Friday, April 10, 2009

Immortal Remains

It was midnight when I left the path to visit the river below. The argentine lunar light just illuminated the rocks I walked on, enough that I could avoid nettles and patches of glistening, wet moss. A few moments later, when I had lowered myself down from a high boulder, I was level with the water. It spun rapidly past me, with the velocity of a Bedlam escapee, and tumbled across the stony bed, sending white flecks of rabid froth up to the shingle.

The beautiful, majestic Dean Bridge arced above me, sheltering me and my surroundings slightly from divine strikes. It provided us with a pitch black divide in the deep blue witching sky, allowing for a slight degree of spatial navigation in the dim light. I heard the clack and split of a trap crossing above: some late night reveller returning from a gay party, no doubt.

Birch, beech and hazel waved their boughs at me as a thin gust spiralled westward through the deep valley. I pulled my long coat tight about me and shivered – I was going to meet him again. An ancient man. He would have to travel a while from the coast, but the gentleman would be here, soon, to dispense his watery wisdom.

I let my haunches sink onto a silt-smoothed piece of basalt, and glanced to the other bank. The hill rose steeply to meet the new houses on the other side – a great, but treacherous back garden for the fortunate rich. My leather knee-highs made a satisfying crunch in the fine, moist pebble grit as I shoogled them about. Reaching for the watch at my breast, I noted that he was late.

As I thought this, there was a sudden cease in all sound. The babble of the river stopped.

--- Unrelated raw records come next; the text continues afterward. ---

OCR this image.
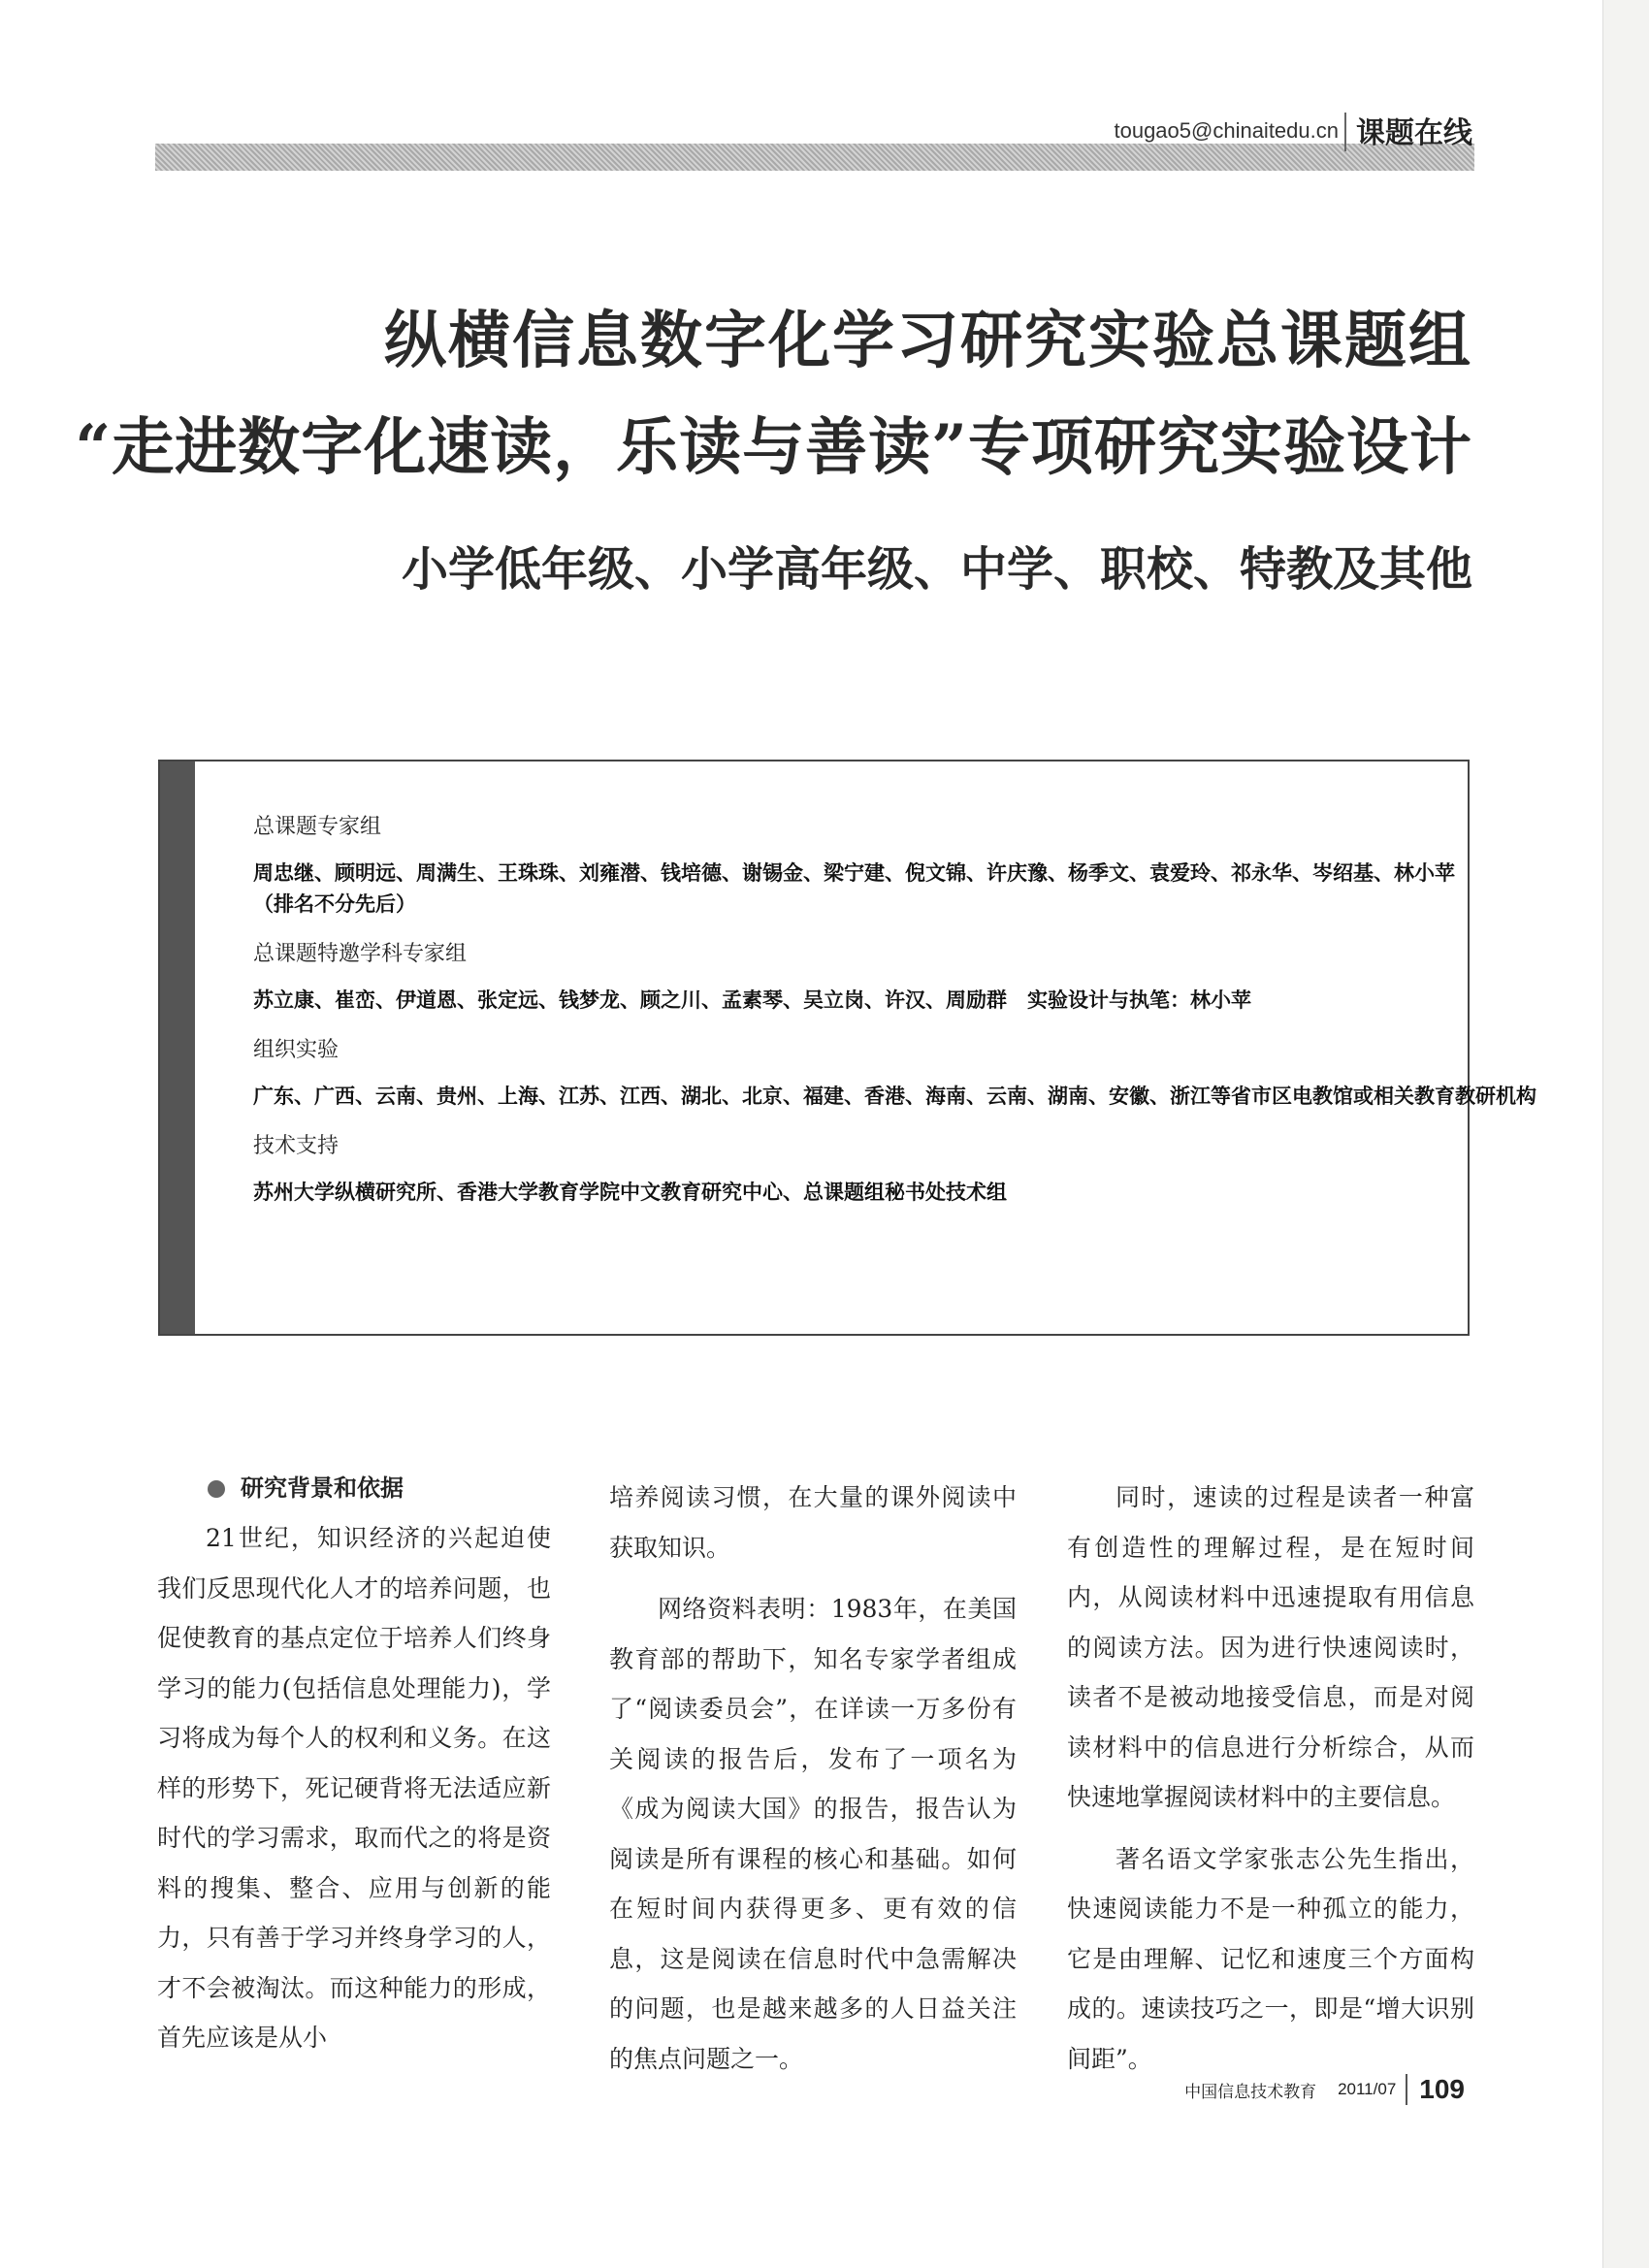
tougao5@chinaitedu.cn 课题在线
纵横信息数字化学习研究实验总课题组
“走进数字化速读，乐读与善读”专项研究实验设计
小学低年级、小学高年级、中学、职校、特教及其他

总课题专家组

周忠继、顾明远、周满生、王珠珠、刘雍潜、钱培德、谢锡金、梁宁建、倪文锦、许庆豫、杨季文、袁爱玲、祁永华、岑绍基、林小苹
（排名不分先后）

总课题特邀学科专家组

苏立康、崔峦、伊道恩、张定远、钱梦龙、顾之川、孟素琴、吴立岗、许汉、周励群　实验设计与执笔：林小苹

组织实验

广东、广西、云南、贵州、上海、江苏、江西、湖北、北京、福建、香港、海南、云南、湖南、安徽、浙江等省市区电教馆或相关教育教研机构

技术支持

苏州大学纵横研究所、香港大学教育学院中文教育研究中心、总课题组秘书处技术组

研究背景和依据

21世纪，知识经济的兴起迫使我们反思现代化人才的培养问题，也促使教育的基点定位于培养人们终身学习的能力(包括信息处理能力)，学习将成为每个人的权利和义务。在这样的形势下，死记硬背将无法适应新时代的学习需求，取而代之的将是资料的搜集、整合、应用与创新的能力，只有善于学习并终身学习的人，才不会被淘汰。而这种能力的形成，首先应该是从小

培养阅读习惯，在大量的课外阅读中获取知识。

网络资料表明：1983年，在美国教育部的帮助下，知名专家学者组成了“阅读委员会”，在详读一万多份有关阅读的报告后，发布了一项名为《成为阅读大国》的报告，报告认为阅读是所有课程的核心和基础。如何在短时间内获得更多、更有效的信息，这是阅读在信息时代中急需解决的问题，也是越来越多的人日益关注的焦点问题之一。

同时，速读的过程是读者一种富有创造性的理解过程，是在短时间内，从阅读材料中迅速提取有用信息的阅读方法。因为进行快速阅读时，读者不是被动地接受信息，而是对阅读材料中的信息进行分析综合，从而快速地掌握阅读材料中的主要信息。

著名语文学家张志公先生指出，快速阅读能力不是一种孤立的能力，它是由理解、记忆和速度三个方面构成的。速读技巧之一，即是“增大识别间距”。

中国信息技术教育 2011/07 109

The playful leaves grew reverent. The cart had paused in its midnight traverse. I looked to the water, and there he rose from it: glistening with trapped moonshine. He flexed and rippled with glorious fluidity in front of me and came to set by my side, laying his trident on some weeds.

We conversed for some time, it seemed days, about numerous things: his life back at his home; the state of the New Town, his small Athens; other worlds; the movement of the heavens, other eternal happenings. Then the time came for me to ask him the question I had come to ask. To the eerie transparent avatar in front of me, the moonbeams within him refracting and reflecting, I gave my query: ‘Are you happy with it?’

He paused. He looked down – his coral crown shifted about his head. Minutes passed, but the silence remained. The water in the river was still as artisan-blown glass, remarkable in its seeming solidity. An aquatic face rose to meet mine. He gave his answer. It was lengthily vague, but I gleaned this much: it was not positive. The Enlightenment had stalled much of his work. Many Grecian projects had yet to be completed. Towers and monuments to others overshadowed his. I was given much to think about: pleasing a deity is not simple. I still had others to consult, however. The possibility of my reward was still plausible.